What’s the quietest part of your home community to enjoy living?
“The beauty of nature is best known in waves of stillness and silence.” (Angie Weiland – Crosby)
Steamboat Springs, Colorado once again met us not with excitement, but with a quiet kind of welcome that felt right for us at the time. So our adventure began on day one with an excursion to Steamboat Lake State Park which offered us the ideal place to just”chill” in nature’s solitude. Notable quality time then happened for us during a picnic lunch by the lake. Picture us then admiring the snowy mountains towering above us, feeling the gentle breeze across the water and inhaling the deep woody aroma of pine trees surrounding this pristinely beautiful location.
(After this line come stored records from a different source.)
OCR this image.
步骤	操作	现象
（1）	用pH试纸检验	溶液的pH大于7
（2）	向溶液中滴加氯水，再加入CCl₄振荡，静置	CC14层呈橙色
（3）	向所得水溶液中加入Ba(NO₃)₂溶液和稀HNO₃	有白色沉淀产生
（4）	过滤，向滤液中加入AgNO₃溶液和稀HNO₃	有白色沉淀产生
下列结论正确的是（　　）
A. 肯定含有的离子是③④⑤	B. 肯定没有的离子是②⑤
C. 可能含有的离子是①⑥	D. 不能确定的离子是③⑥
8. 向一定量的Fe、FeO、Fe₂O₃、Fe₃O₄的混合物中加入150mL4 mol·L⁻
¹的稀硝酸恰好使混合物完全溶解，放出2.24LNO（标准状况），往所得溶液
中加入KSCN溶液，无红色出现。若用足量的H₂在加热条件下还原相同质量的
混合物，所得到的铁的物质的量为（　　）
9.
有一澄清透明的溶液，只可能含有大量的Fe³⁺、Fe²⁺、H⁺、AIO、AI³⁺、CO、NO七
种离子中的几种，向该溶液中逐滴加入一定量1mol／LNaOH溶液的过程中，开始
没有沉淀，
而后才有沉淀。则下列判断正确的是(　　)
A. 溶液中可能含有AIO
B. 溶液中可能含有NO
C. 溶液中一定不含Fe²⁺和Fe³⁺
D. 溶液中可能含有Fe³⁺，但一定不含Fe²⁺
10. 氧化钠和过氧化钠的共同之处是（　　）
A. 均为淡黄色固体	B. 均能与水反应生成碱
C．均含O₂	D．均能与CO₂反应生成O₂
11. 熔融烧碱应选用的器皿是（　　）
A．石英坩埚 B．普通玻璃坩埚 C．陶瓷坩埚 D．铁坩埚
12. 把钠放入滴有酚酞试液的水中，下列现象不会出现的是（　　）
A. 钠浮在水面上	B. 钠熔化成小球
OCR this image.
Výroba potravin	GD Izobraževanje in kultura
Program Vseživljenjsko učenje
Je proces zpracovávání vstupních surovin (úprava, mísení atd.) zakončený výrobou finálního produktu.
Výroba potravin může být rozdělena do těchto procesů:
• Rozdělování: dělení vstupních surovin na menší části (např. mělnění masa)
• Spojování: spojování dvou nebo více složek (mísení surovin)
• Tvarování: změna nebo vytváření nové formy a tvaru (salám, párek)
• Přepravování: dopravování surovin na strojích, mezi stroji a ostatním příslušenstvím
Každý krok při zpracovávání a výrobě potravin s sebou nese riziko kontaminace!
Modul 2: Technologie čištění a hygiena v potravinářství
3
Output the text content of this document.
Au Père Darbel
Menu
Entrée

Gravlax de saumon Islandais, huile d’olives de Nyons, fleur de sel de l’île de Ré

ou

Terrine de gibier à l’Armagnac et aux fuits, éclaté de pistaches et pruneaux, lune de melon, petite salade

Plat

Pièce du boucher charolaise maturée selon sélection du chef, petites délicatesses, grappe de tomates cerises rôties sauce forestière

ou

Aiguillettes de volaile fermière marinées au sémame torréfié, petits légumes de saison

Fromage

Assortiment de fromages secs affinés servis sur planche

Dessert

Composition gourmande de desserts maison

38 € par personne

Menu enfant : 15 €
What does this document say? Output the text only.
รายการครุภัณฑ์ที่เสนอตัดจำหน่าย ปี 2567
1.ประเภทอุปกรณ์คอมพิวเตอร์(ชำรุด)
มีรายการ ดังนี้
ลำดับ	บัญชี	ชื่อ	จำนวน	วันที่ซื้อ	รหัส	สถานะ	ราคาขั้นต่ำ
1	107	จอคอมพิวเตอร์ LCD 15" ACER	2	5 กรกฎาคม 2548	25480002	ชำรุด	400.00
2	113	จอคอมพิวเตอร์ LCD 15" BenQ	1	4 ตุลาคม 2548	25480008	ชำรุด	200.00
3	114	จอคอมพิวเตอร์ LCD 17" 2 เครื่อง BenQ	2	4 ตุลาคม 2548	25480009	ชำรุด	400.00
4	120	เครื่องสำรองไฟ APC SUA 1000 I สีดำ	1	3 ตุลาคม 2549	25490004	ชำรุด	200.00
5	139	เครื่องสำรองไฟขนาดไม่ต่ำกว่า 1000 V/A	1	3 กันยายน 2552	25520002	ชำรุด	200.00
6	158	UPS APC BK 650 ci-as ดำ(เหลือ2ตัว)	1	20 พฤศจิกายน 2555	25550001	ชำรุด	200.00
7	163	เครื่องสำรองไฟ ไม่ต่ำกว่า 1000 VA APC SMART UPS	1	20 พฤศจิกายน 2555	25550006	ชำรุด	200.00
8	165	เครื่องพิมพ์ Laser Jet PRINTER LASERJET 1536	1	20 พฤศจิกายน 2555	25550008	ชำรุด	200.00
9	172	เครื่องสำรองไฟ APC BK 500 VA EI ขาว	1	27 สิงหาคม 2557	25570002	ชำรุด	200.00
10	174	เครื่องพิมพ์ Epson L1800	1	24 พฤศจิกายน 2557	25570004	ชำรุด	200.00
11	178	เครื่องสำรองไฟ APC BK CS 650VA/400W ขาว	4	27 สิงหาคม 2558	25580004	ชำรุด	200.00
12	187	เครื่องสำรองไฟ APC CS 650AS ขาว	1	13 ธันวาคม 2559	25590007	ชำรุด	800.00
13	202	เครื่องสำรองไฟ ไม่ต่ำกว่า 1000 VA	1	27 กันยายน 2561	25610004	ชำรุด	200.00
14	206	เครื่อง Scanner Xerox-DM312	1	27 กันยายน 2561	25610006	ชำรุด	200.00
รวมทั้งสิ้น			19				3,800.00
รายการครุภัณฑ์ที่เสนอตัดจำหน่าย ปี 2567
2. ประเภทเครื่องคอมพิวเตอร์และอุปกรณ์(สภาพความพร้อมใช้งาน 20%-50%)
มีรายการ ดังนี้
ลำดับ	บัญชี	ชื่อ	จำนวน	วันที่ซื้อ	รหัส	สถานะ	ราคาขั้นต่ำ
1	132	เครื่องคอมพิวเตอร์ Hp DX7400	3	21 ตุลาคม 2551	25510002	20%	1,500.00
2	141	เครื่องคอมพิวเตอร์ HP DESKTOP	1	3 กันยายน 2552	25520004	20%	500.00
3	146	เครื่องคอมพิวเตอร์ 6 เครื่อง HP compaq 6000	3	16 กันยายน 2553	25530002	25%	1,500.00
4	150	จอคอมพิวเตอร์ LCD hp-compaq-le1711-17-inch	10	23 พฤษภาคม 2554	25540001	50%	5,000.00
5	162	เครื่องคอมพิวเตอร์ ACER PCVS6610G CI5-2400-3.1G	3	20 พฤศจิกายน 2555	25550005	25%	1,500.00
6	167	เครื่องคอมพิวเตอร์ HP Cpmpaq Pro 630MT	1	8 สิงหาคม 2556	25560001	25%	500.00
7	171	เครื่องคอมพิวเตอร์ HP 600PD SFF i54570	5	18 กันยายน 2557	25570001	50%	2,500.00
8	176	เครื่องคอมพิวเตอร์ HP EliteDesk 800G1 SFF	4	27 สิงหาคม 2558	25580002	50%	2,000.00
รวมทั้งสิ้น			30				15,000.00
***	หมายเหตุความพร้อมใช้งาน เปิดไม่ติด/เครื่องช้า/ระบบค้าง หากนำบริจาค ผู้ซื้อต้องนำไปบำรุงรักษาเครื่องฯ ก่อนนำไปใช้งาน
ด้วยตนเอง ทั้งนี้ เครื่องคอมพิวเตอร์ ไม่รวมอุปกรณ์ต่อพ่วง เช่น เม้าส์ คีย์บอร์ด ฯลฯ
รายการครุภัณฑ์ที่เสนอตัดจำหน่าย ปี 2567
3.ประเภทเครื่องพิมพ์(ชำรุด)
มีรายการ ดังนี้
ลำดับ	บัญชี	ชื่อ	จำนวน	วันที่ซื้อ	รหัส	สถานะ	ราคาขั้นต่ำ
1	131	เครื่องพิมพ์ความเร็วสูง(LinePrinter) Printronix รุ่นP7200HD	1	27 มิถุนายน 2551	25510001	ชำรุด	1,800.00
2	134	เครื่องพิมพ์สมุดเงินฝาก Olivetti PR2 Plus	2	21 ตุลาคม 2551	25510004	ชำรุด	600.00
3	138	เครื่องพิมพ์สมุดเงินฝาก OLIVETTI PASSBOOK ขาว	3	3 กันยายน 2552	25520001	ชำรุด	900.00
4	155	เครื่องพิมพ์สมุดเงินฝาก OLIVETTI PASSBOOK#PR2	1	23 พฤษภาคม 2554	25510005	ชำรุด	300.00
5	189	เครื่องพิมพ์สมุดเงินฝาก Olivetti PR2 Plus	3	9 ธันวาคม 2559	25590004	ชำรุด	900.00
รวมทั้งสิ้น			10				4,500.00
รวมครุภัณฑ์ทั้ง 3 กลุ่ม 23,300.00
It wasn’t a dramatic moment but something subtler as if nothing special needed to happen but enjoy nature’s quiet beauty that day.
A similar kind of solitude carried into the remaining two days of our Steamboat visit as snow began to move into the valley. Thus I’d take ample time to observe how my world seemed to slow even further in Steamboat at Fish Creek Falls Park as flakes had drifted down without urgency, layering places I visited in silence. I noted as well that these uplands seemed dimly softened by heavy cloud cover thus becoming part of a quieter scene that asked only to be observed, not conquered.
So given our necessity to be “on the move” traveling cross country, Steamboat Springs became a place where time and distance restraints no longer mattered. It instead offered a us a quiet pause without expectation, a reminder that not every meaningful travel moment comes from striving to do more in the time allotted.
















Don’t want to leave tomorrow. Love it here.